Aussi, après les désillusions du premier mandat du président Abdoulaye Wade, le hip-hop sénégalais continue sa mue, à l’image de la société sénégalaise et surtout des quartiers qui ont été son berceau (la médina, Guédiawaye, Pikine ou Parcelles). Interrogés sur leurs motivations en marge du festival Banlieue Rythme, de nombreux rappeurs s’affirment comme apolitiques comme s’ils n’y croyaient plus. Et même si des chanteurs comme Xuman de Pee Froiss continuent à s’engager ouvertement contre le nouveau régime, la plupart des groupes ont répondu par une distance avec la chose politique. Ils préfèrent aborder les thèmes de la violence sociale dans les quartiers ou des thèmes plus universalistes. Peut-être par l’échec de la transition que beaucoup voyaient comme porteuse des jours meilleurs, peut-être aussi par la fin de l’aspect pionnier de la révolte des premiers groupes et une logique de commercialisation qui a pris le dessus. Par exemple, le rappeur « Reskape » affirme : « il faut d’abord faire notre autocritique, dire ce qui ne vas pas entre nous (dans les quartiers) ». Il développe plus un discours sur une réalité urbaine locale qu’un contexte politique national. Se réclamant d’un « rap positif » qui ne fait pas que critiquer mais qui appuie aussi les réussites, le hip-hop poursuit une inexorable mutation vers son accès au plus grand nombre.

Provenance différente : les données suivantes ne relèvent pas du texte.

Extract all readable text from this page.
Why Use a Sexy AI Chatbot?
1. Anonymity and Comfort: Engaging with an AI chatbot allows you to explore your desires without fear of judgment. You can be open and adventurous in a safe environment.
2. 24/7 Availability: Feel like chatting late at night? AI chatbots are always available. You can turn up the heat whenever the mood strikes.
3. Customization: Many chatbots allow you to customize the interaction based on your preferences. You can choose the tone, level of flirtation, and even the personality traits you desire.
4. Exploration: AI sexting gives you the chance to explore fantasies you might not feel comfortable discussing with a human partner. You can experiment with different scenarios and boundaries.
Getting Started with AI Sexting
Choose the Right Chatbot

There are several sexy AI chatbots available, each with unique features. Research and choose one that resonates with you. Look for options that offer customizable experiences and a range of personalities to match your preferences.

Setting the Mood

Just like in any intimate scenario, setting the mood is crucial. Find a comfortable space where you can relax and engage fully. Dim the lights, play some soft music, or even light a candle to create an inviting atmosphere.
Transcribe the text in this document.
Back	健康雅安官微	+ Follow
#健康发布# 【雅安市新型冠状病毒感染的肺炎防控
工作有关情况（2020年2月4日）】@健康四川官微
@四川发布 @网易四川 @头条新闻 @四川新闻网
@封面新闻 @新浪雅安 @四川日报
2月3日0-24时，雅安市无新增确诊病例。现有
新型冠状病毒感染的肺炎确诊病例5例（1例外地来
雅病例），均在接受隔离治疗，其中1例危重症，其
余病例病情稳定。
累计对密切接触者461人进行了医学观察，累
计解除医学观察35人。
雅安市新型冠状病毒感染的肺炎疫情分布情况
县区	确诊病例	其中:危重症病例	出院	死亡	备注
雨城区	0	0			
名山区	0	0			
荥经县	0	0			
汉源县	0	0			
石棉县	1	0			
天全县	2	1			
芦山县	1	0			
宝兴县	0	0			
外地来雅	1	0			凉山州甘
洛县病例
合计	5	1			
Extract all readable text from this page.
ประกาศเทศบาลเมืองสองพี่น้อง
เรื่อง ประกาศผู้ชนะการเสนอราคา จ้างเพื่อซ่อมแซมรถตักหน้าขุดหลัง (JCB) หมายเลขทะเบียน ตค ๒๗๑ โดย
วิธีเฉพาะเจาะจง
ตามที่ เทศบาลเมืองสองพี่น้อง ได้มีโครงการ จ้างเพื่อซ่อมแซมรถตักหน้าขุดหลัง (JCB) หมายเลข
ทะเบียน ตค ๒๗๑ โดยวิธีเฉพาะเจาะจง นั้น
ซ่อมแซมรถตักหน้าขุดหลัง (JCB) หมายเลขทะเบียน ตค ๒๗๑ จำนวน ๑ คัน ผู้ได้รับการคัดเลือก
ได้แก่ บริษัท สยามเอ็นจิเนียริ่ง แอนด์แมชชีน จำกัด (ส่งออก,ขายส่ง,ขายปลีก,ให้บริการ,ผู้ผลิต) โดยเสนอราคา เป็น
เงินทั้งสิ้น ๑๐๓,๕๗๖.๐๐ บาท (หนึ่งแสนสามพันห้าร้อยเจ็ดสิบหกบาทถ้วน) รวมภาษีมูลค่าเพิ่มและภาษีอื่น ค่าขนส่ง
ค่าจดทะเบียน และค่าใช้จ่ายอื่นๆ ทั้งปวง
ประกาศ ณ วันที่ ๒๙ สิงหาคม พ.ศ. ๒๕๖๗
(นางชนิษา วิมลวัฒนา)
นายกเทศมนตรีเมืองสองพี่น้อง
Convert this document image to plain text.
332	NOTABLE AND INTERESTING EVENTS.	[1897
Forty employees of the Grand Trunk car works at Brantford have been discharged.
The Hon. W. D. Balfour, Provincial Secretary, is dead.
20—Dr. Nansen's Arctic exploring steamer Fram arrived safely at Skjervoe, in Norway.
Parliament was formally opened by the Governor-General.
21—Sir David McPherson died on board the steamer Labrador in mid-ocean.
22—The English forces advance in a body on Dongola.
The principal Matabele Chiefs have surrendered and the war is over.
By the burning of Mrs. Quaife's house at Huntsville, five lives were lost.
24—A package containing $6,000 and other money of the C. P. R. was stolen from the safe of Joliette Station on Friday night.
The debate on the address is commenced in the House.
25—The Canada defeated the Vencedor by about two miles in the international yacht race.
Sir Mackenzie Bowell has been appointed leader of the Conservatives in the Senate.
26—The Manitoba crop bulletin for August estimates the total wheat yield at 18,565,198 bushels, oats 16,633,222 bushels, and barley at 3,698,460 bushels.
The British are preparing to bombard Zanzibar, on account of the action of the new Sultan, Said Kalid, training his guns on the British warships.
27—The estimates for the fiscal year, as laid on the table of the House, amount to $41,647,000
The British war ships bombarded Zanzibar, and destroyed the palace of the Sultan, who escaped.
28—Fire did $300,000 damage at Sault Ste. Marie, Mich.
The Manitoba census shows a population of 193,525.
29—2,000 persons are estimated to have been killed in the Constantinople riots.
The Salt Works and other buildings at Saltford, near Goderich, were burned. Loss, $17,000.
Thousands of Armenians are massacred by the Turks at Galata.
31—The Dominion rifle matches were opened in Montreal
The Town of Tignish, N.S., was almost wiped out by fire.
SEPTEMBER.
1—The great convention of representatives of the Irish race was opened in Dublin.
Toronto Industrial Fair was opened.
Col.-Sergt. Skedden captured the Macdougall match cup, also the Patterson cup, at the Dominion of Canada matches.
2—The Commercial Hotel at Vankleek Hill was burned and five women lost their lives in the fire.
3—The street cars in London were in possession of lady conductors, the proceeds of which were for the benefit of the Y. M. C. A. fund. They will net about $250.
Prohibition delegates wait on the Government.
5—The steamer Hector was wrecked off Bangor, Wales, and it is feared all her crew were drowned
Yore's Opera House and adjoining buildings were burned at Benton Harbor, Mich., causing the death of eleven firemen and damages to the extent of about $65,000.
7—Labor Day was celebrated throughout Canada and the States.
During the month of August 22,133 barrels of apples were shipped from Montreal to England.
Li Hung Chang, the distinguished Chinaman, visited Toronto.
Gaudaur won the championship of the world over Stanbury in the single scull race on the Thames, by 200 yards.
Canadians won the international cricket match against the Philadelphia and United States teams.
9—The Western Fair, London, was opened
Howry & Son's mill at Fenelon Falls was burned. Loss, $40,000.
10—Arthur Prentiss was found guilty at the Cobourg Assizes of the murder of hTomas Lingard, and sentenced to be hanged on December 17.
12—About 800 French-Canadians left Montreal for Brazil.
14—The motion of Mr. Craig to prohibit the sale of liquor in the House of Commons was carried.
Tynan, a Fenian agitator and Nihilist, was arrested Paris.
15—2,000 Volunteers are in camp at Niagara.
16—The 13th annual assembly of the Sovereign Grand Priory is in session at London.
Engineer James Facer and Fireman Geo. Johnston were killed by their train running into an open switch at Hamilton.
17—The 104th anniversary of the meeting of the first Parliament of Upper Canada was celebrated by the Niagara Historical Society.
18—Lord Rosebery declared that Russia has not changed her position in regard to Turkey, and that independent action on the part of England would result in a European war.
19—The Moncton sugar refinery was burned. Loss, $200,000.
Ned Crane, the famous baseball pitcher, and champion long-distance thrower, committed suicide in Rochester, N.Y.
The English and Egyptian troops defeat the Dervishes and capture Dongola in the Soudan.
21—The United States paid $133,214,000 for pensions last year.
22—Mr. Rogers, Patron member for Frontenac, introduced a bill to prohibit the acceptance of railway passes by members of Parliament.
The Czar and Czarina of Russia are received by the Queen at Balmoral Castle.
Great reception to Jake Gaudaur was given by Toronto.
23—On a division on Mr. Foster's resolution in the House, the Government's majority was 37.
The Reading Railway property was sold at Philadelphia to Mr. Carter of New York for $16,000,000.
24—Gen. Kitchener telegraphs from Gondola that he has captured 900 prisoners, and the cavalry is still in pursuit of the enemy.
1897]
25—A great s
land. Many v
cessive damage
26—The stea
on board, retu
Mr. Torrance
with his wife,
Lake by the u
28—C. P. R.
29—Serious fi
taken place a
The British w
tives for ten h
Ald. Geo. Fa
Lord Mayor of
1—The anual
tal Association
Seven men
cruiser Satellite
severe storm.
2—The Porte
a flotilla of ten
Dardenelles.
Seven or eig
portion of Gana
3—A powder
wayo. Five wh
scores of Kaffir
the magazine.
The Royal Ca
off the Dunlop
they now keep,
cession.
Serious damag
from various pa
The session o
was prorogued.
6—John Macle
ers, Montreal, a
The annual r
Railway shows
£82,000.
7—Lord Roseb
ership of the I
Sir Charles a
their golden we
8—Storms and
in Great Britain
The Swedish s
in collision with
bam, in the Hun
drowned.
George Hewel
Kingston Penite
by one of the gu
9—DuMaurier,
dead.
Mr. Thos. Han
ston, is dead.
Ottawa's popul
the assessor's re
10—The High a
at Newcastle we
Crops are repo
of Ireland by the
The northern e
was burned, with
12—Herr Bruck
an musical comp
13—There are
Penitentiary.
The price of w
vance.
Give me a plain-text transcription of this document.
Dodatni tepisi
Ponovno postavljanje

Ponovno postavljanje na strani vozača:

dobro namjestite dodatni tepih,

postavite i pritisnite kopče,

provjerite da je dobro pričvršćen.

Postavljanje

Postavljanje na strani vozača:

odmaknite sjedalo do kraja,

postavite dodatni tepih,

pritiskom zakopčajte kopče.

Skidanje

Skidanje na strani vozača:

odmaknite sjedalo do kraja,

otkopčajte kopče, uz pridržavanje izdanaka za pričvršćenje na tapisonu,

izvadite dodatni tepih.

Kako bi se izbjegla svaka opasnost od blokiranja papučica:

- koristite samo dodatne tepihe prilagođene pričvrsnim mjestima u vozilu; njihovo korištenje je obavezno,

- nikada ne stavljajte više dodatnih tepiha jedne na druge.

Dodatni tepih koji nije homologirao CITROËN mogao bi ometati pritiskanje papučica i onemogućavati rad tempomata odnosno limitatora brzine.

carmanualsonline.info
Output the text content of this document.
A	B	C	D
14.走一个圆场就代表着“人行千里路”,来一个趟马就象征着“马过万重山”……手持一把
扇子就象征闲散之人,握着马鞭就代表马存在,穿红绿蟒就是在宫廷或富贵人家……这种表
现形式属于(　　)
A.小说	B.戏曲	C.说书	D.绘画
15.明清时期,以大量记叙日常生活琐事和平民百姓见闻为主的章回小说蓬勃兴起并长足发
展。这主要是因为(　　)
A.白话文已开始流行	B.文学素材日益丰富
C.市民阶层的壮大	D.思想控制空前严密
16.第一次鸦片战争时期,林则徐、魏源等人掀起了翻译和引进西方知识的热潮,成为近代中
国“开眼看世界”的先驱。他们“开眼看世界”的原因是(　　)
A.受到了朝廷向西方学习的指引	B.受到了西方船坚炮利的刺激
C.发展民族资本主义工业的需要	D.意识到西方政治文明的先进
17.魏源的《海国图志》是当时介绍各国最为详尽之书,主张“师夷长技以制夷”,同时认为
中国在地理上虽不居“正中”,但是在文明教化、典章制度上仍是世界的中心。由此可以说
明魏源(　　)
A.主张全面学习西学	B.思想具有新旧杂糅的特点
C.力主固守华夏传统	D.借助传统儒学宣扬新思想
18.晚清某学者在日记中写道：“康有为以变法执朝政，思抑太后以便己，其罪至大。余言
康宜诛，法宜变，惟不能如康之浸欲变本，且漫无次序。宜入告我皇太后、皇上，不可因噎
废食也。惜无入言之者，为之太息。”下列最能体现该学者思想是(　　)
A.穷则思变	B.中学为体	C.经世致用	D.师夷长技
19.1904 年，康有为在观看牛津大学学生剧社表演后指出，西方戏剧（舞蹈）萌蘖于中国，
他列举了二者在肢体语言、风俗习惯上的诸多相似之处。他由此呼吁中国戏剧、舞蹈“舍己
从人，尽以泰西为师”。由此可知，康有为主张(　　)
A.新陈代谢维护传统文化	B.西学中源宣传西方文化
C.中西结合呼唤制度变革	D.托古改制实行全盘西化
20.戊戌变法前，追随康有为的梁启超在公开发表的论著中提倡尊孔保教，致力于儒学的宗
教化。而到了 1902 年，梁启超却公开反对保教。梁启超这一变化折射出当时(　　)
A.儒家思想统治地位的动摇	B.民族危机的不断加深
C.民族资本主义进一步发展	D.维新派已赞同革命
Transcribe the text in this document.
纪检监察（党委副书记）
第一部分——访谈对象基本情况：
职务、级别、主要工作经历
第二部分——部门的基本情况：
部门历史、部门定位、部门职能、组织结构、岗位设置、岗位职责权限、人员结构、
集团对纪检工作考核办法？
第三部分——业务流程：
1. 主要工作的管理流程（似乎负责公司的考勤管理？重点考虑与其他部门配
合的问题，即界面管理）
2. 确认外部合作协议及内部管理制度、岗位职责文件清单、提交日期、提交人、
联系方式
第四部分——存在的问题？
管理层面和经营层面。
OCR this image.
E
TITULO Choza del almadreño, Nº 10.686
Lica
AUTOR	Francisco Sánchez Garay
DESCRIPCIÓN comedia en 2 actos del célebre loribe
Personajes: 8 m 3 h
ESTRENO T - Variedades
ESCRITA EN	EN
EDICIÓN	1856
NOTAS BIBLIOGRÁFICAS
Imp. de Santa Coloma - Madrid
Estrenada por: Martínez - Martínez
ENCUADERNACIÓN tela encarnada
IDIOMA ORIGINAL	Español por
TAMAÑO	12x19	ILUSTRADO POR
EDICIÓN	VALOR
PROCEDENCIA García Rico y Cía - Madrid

Dans la même logique, le groupe de Pikine, « Beuz Dady », insiste plus sur des thèmes comme la guerre, la religion, la place des femmes que sur « un discours d’opposition politique au système », même s’il se fait aussi plaisir en critiquant le président ou « certaines tragédies ». En quelque sorte, le discours et le message ont mûri, les rappeurs qui veulent émerger doivent trouver les moyens de le faire et toucher le jeune public souvent dépolitisé et enfin, trouver des solutions pour (sur) vivre. Car bien souvent, le hip-hop est plus une passion qu’un métier. Difficile de vivre de sa musique dans un univers concurrentiel. La volonté de créer des labels propres, des concerts dans les quartiers, des radios locales, des points de ventes autres que Sandaga reviennent dans le discours des rappeurs.

Le hip-hop sénégalais a donc fait sa mue, il intériorise de nouvelles formes, réinterprète les contes traditionnels en wolof comme la réalité urbaine. Il a été porteur d’une révolte et ses artisans comme Didier Awadi sont devenus des stars internationales. Mais son plus grand succès est son enracinement et sa vitalité dans les quartiers populaires de Dakar. Le hip-hop au Sénégal s’affirme désormais comme autonome. Mais un peu à l’image de son homologue américain, attention à ce qu’il ne devienne pas une simple « business-culture ».